Honestly, I don’t think we had great records of who did what to whom. The Germans did a good job of destroying that stuff.
Max is too crippled to go himself, but he’s mapped out all four Rudy Kurlanders in America and Canada who might conceivably be the guy they want to exact their revenge on. And thus we go on a sort of road trip as nonagenarian, senile Zev goes out to murder a guy who wronged him 70 years ago. Only instead of buddying up with new folks he meets, he murders them. Sort of like a Jewish Terminator.
Actually, there’s not that much violence, especially for a revenge picture.
Which means, when there is, it tends to be very shocking.
As we’ve seen in recent years, there aren’t a lot of 80-something actors who can carry movies, but Christopher Plummer is one of them. The Man In The Chair—well, I guess he was still in his ’70s back then, and he had probably just turned 80 in Beginners, but he actually carries those films less than this one, where he is on screen in (I think) every scene. (Martin Landau literally but not metaphorically phones in his performance, as he mostly guides Plummer’s character from the assisted living home.)
Lotta twists and turns. Lotta old, senile guys buying deadly weapons. (OK, only one old, senile guy buying one gun, but it seems like a lot.) Some Canada-Fu.

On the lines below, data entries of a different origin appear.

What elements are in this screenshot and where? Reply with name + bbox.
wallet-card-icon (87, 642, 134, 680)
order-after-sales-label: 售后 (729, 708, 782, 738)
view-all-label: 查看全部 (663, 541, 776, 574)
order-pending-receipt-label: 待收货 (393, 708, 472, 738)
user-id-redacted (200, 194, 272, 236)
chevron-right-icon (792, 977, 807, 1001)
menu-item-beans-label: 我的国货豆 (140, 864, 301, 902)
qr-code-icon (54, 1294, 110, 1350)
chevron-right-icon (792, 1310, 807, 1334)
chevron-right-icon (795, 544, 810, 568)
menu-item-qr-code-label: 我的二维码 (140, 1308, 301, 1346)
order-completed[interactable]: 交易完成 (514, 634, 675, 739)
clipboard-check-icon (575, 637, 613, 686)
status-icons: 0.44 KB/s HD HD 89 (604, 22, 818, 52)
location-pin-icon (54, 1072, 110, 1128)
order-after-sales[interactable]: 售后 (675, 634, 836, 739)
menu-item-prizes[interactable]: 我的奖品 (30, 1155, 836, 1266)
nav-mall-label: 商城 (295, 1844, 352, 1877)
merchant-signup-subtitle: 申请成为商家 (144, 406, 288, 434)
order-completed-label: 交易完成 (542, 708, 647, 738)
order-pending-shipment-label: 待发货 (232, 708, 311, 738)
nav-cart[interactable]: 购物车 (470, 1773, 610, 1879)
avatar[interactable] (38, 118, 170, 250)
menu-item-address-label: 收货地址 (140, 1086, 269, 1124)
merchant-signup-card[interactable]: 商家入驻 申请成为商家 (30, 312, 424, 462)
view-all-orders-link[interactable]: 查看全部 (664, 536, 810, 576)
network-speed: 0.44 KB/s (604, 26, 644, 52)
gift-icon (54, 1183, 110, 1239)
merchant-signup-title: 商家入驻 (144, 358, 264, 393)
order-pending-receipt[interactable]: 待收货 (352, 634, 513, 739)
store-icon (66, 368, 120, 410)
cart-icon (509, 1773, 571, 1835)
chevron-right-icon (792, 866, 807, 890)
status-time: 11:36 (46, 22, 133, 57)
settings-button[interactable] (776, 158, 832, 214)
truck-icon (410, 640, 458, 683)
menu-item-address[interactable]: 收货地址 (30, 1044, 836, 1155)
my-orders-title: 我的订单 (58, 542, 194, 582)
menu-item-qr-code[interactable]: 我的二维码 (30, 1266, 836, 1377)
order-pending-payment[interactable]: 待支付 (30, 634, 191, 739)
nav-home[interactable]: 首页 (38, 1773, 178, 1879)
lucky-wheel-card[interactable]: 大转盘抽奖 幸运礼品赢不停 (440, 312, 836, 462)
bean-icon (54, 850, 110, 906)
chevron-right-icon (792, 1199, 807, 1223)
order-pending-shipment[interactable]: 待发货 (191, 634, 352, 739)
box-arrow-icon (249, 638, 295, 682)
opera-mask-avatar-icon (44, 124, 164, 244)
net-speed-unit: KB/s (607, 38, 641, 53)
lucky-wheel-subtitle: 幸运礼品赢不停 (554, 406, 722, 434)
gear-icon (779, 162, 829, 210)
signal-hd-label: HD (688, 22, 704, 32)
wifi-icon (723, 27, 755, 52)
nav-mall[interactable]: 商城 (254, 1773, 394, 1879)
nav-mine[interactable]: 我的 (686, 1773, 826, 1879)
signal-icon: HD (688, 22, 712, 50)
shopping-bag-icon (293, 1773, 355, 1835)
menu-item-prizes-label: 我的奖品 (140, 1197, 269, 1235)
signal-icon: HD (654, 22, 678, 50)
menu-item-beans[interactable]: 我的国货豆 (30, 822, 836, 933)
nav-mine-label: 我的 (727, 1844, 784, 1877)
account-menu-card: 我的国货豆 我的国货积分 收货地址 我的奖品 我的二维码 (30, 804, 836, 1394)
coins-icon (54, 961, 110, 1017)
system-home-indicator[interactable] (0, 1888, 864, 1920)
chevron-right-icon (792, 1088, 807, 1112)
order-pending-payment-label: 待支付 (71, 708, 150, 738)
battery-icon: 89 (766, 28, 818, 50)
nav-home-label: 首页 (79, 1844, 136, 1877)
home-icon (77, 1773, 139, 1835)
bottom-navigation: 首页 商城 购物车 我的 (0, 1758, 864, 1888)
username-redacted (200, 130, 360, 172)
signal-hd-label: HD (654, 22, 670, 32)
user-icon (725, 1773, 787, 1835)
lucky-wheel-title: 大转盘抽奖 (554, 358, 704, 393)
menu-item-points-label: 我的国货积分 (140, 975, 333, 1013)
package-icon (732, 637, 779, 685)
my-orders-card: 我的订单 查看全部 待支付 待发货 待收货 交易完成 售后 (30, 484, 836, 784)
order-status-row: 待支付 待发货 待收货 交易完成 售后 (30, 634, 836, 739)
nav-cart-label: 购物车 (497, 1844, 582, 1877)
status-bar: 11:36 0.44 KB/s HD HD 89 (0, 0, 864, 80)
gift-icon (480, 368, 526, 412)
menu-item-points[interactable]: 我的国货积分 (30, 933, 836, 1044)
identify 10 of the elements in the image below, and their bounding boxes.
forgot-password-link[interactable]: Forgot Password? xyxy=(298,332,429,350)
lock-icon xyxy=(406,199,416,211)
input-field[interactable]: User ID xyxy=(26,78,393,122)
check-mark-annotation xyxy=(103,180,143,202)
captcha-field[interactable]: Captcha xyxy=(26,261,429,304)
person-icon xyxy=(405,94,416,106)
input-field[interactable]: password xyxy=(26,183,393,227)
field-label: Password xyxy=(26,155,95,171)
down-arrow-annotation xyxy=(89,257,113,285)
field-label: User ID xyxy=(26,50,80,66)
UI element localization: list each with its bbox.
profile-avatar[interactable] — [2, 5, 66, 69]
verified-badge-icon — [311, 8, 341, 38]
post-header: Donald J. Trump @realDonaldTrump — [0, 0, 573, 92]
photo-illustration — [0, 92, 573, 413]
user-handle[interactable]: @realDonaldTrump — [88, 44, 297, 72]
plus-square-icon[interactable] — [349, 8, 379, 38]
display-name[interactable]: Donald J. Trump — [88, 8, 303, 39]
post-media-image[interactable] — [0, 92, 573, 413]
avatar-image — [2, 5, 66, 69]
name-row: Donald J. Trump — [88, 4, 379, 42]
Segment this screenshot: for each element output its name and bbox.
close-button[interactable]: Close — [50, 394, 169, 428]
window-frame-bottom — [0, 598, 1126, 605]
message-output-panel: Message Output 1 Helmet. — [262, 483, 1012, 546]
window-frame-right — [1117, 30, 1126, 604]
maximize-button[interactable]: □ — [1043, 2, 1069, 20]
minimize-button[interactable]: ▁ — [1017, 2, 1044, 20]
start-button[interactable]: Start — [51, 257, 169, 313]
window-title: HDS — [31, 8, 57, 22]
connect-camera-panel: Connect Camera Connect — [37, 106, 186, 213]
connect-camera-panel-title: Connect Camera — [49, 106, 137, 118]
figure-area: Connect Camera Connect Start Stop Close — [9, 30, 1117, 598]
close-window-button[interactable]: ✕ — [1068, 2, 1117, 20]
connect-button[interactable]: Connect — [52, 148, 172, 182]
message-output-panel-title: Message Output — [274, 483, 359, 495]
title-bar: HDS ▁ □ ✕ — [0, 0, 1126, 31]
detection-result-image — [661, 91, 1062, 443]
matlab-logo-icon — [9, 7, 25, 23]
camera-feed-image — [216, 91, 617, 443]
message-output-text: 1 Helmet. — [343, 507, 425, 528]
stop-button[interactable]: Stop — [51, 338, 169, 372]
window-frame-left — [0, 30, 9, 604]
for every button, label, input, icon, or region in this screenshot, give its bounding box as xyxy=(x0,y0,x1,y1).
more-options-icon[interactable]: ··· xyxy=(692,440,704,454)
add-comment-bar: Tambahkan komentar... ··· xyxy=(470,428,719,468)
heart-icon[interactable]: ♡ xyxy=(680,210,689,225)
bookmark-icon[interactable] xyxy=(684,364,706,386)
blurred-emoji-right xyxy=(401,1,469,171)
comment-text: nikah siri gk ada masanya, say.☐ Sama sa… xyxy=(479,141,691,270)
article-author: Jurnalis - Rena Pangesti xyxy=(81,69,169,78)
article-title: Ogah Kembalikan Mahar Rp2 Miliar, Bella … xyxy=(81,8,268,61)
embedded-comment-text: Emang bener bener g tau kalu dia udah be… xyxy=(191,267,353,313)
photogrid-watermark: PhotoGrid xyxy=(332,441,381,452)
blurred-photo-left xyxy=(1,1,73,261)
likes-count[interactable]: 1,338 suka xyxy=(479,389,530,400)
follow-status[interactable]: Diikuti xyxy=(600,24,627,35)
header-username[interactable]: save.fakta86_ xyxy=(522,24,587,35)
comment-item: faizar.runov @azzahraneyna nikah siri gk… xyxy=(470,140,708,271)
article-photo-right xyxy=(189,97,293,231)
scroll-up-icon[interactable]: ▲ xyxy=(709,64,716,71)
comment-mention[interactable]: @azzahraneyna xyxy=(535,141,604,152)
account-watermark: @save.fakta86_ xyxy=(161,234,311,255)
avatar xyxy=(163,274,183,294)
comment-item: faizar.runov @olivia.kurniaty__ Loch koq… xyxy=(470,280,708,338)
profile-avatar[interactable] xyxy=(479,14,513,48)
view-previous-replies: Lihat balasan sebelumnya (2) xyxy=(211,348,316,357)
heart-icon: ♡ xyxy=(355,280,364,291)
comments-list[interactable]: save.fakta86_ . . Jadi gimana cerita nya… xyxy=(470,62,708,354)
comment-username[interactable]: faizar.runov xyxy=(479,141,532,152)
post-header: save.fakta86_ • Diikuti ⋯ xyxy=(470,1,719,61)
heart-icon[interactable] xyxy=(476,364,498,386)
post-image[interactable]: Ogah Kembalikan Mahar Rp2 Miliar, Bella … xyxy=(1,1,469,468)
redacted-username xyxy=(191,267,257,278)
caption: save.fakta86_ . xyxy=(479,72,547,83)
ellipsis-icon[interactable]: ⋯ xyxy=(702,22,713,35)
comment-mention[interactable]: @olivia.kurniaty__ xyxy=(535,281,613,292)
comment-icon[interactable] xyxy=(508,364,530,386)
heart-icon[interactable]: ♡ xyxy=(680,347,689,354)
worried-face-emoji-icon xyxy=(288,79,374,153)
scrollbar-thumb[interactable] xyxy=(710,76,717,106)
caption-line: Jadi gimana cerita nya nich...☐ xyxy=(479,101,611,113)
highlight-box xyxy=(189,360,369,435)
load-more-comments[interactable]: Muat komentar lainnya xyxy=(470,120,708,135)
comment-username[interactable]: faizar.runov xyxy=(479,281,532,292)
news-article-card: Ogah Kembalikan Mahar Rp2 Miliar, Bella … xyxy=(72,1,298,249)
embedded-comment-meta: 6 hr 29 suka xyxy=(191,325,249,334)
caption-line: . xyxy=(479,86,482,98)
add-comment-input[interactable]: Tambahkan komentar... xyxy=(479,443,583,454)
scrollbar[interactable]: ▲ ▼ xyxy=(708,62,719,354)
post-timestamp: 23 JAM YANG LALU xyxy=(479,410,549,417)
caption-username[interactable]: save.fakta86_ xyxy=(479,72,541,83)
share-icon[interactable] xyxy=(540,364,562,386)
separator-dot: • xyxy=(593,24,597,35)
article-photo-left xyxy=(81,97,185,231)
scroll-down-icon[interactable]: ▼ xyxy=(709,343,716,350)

This is one of those movies where, when they get to the final scene, I thought, “How are they going to get out of this one?” Seeing an old man murder another old man for crimes committed 70 years ago strikes me as a bitter thing. But can he just let the guy go? I mean, I was prepared to like the movie almost regardless of what happened at the end, because it had been a good ride—and serious props to director Atom Egoyan, who was kind of a critic’s darling in the ’90s but less luminous in the ’00s, and freshman screenwriter Benjamin August for pulling it off.
The ending—it makes a lot of sense. Though it raises a lot of questions as well. Neither The Boy or I saw it coming. Because even as it is supported by the rest of the movie, it’s also sort of preposterous, or seems to be, at least on a literal level. As a metaphor and as art, it works perfectly.
We’d rank it among the best movies of the year so far.